L'ouvrier fait ici référence à un changement important dans son univers de travail, soit la disparition du système des apprentis, comme il l'explicitera plus loin. Comme ce système a disparu, on demande au nouvel employé d'être tout de suite habilité à occuper un poste de travail où il fournira un rendement aussi élevé que la norme établie :

« Ils prennent plus d'apprentis nulle part. » (31)
« Aujourd'hui, il n'y a pas un employeur qui prend des apprentis. » (32)

L'informateur note que cette disparition du système des apprentis n'est pas seulement le fait de son usine mais une loi générale dans les autres secteurs de travail. Il en impute la faute aux syndicats qui demandent des hauts salaires pour tous les travailleurs ce qui, selon lui, force les employeurs à prendre des travailleurs d'expérience.

L'ouvrier du textile note aussi la disparition d'un autre système : celui des petites « jobs » pour les vieux :

« Rendu à soixante ans, un homme n'a plus la même habileté que quand il est jeune. Il a de la misère [...] Ben, nous autres, quand j'ai rentré là, il y en avait des petites jobs pour ces personnes là. On disait : les vieux. Aujourd'hui, il y en a plus [...] Des petites jobs, il y en a plus. Les jobs sont toutes... on est timé à la seconde, à la minute nos jobs. On a tant de minutes pour faire une affaire et tant de minutes pour faire l'autre. On est tout le temps timé de même. » (20)

Finalement, un autre système d'identité qui a disparu, ce sont les fonctions spécialisées dans la production :

« Aujourd'hui, c'est tout des machines automatiques. C'est nous autres qui fait tout ça. Il y a plus de cleaners, il y a plus de balayeurs, il y a plus de doffers. Moi dans le temps, quand j'ai commencé à runner la machine, on faisait juste runner nos machines et puis poser notre coton en arrière ; on avait du monde pour faire nos doffes. Aujourd'hui il y a plus de ça, c'est parti ça. » (7)

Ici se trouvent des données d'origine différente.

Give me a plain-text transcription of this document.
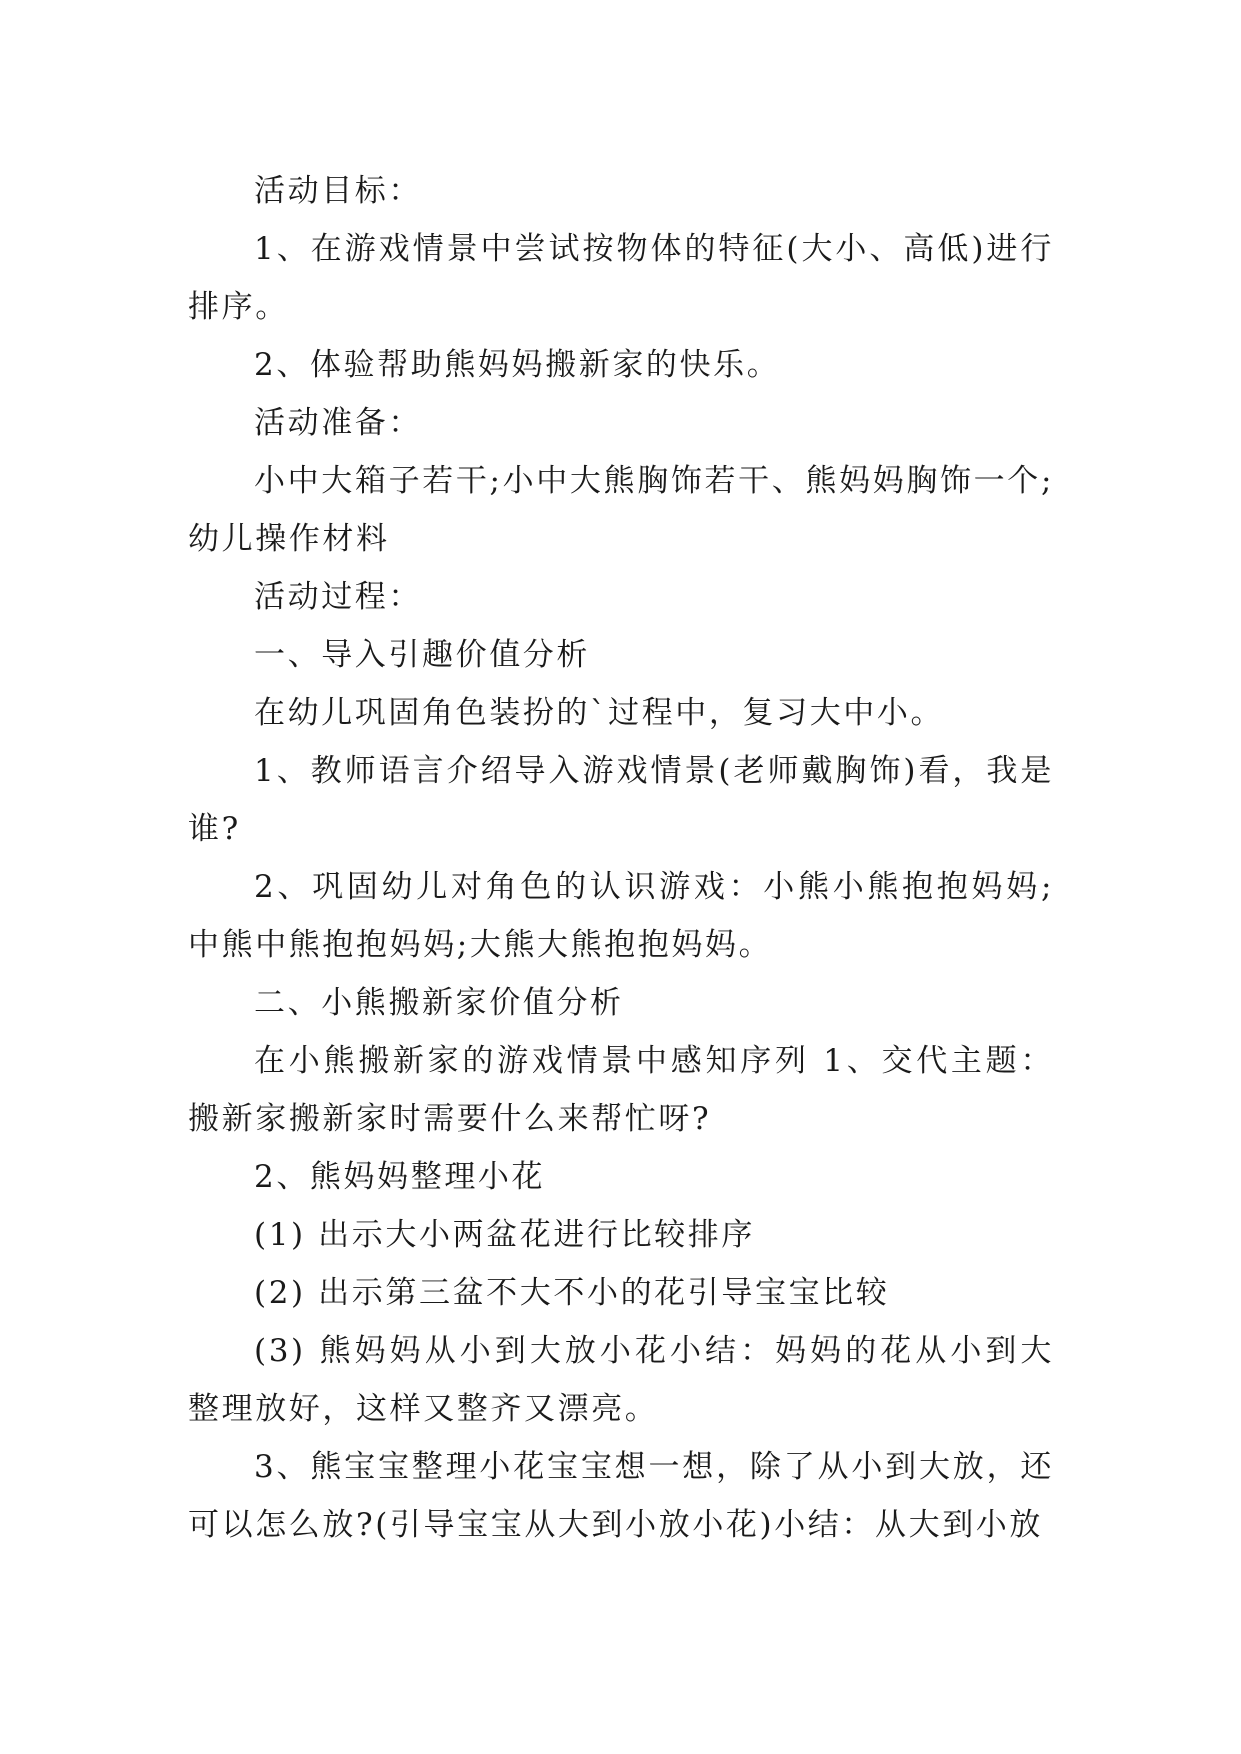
活动目标：

1、在游戏情景中尝试按物体的特征(大小、高低)进行排序。

2、体验帮助熊妈妈搬新家的快乐。

活动准备：

小中大箱子若干;小中大熊胸饰若干、熊妈妈胸饰一个;幼儿操作材料

活动过程：

一、导入引趣价值分析

在幼儿巩固角色装扮的`过程中，复习大中小。

1、教师语言介绍导入游戏情景(老师戴胸饰)看，我是谁?

2、巩固幼儿对角色的认识游戏：小熊小熊抱抱妈妈;中熊中熊抱抱妈妈;大熊大熊抱抱妈妈。

二、小熊搬新家价值分析

在小熊搬新家的游戏情景中感知序列 1、交代主题：搬新家搬新家时需要什么来帮忙呀?

2、熊妈妈整理小花

(1) 出示大小两盆花进行比较排序

(2) 出示第三盆不大不小的花引导宝宝比较

(3) 熊妈妈从小到大放小花小结：妈妈的花从小到大整理放好，这样又整齐又漂亮。

3、熊宝宝整理小花宝宝想一想，除了从小到大放，还可以怎么放?(引导宝宝从大到小放小花)小结：从大到小放
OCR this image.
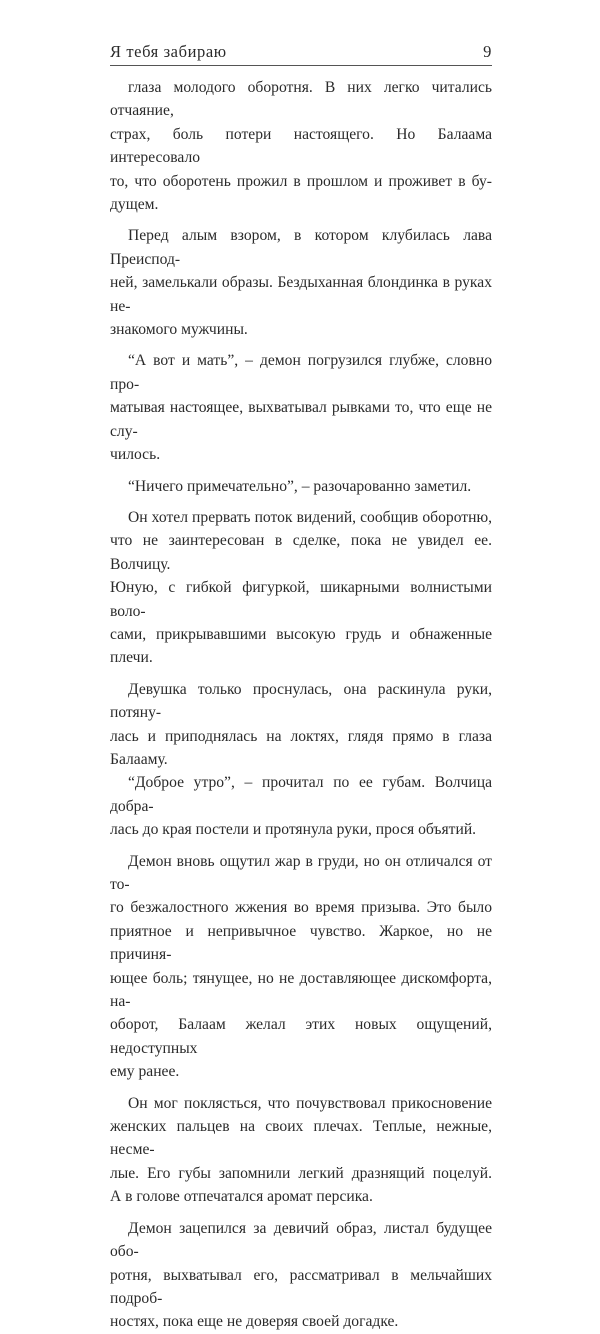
Я тебя забираю	9

глаза молодого оборотня. В них легко читались отчаяние,
страх, боль потери настоящего. Но Балаама интересовало
то, что оборотень прожил в прошлом и проживет в бу-
дущем.

Перед алым взором, в котором клубилась лава Преиспод-
ней, замелькали образы. Бездыханная блондинка в руках не-
знакомого мужчины.

“А вот и мать”, – демон погрузился глубже, словно про-
матывая настоящее, выхватывал рывками то, что еще не слу-
чилось.

“Ничего примечательно”, – разочарованно заметил.

Он хотел прервать поток видений, сообщив оборотню,
что не заинтересован в сделке, пока не увидел ее. Волчицу.
Юную, с гибкой фигуркой, шикарными волнистыми воло-
сами, прикрывавшими высокую грудь и обнаженные плечи.

Девушка только проснулась, она раскинула руки, потяну-
лась и приподнялась на локтях, глядя прямо в глаза Балааму.

“Доброе утро”, – прочитал по ее губам. Волчица добра-
лась до края постели и протянула руки, прося объятий.

Демон вновь ощутил жар в груди, но он отличался от то-
го безжалостного жжения во время призыва. Это было
приятное и непривычное чувство. Жаркое, но не причиня-
ющее боль; тянущее, но не доставляющее дискомфорта, на-
оборот, Балаам желал этих новых ощущений, недоступных
ему ранее.

Он мог поклясться, что почувствовал прикосновение
женских пальцев на своих плечах. Теплые, нежные, несме-
лые. Его губы запомнили легкий дразнящий поцелуй.
А в голове отпечатался аромат персика.

Демон зацепился за девичий образ, листал будущее обо-
ротня, выхватывал его, рассматривал в мельчайших подроб-
ностях, пока еще не доверяя своей догадке.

Ces trois observations de notre informateur, i.e. disparition du système des apprentis, du système des petites « jobs II pour les vieux et des fonctions spécialisées traditionnelles, renvoient à une conclusion qu'il ne dit pas, même s'il la sent très bien, nous semble-t-il, qui serait la dépersonnalisation grandissante du travail en usine. Comme il le dirait s'il pouvait l'exprimer : la jeunesse et la vieillesse ne sont plus reconnues, l'homme n'est pas considéré en tant qu'homme, mais en tant que facteur de production et, dans ses rapports avec l'usine, on ne considère que ce point de vue. [15]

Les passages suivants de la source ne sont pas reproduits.